I also propose that children be allowed a counselor, to represent their best interest based on private conversations in which the parents have no say or opportunity to play victim to the counselor. I have personally witnessed a parent influence the therapeutic environment of their own child by poisoning the opinion of the therapist toward the opposing party. This is both unprofessional and unhealthy for the children involved. They too deserve to have a voice and opinion over what they feel is best for them, without fear of consequence from a parent for feeling the way they feel.

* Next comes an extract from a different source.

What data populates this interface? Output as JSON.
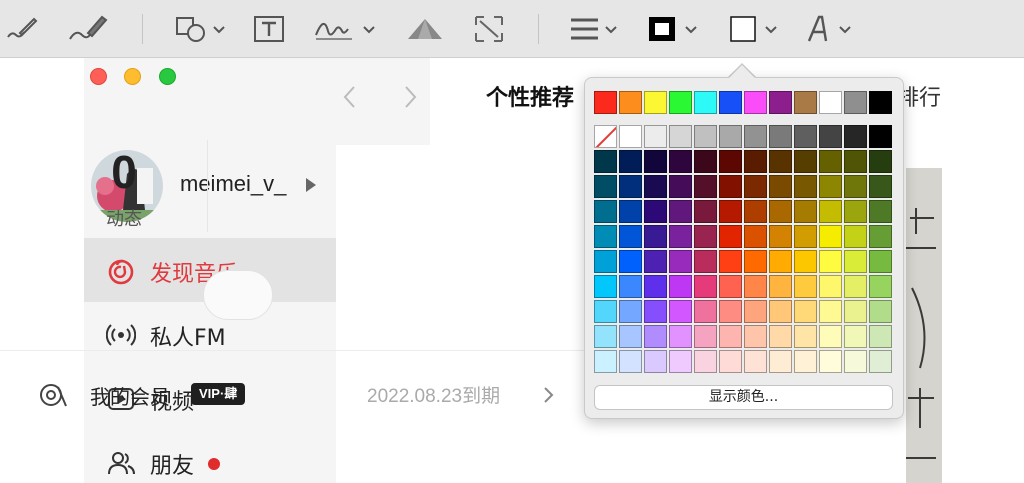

All in all, the changes to our current system would allow every parent and every child the same opportunity for a fair ruling in what is best for the child no matter the city or rural area they reside in. Every family court judge should have the same training and compassion as one on the other side of the country in a different city or state. Going to law school, being elected and promoted to a sitting judge, in and of itself, does not qualify a person to decide what’s best for a child that doesn’t belong to them.
Fathers have rights too, and it’s about time that the family courts start to recognize them as something other than second class citizens. Recognize them for what they are- fathers. Without them, these children wouldn’t exist at all.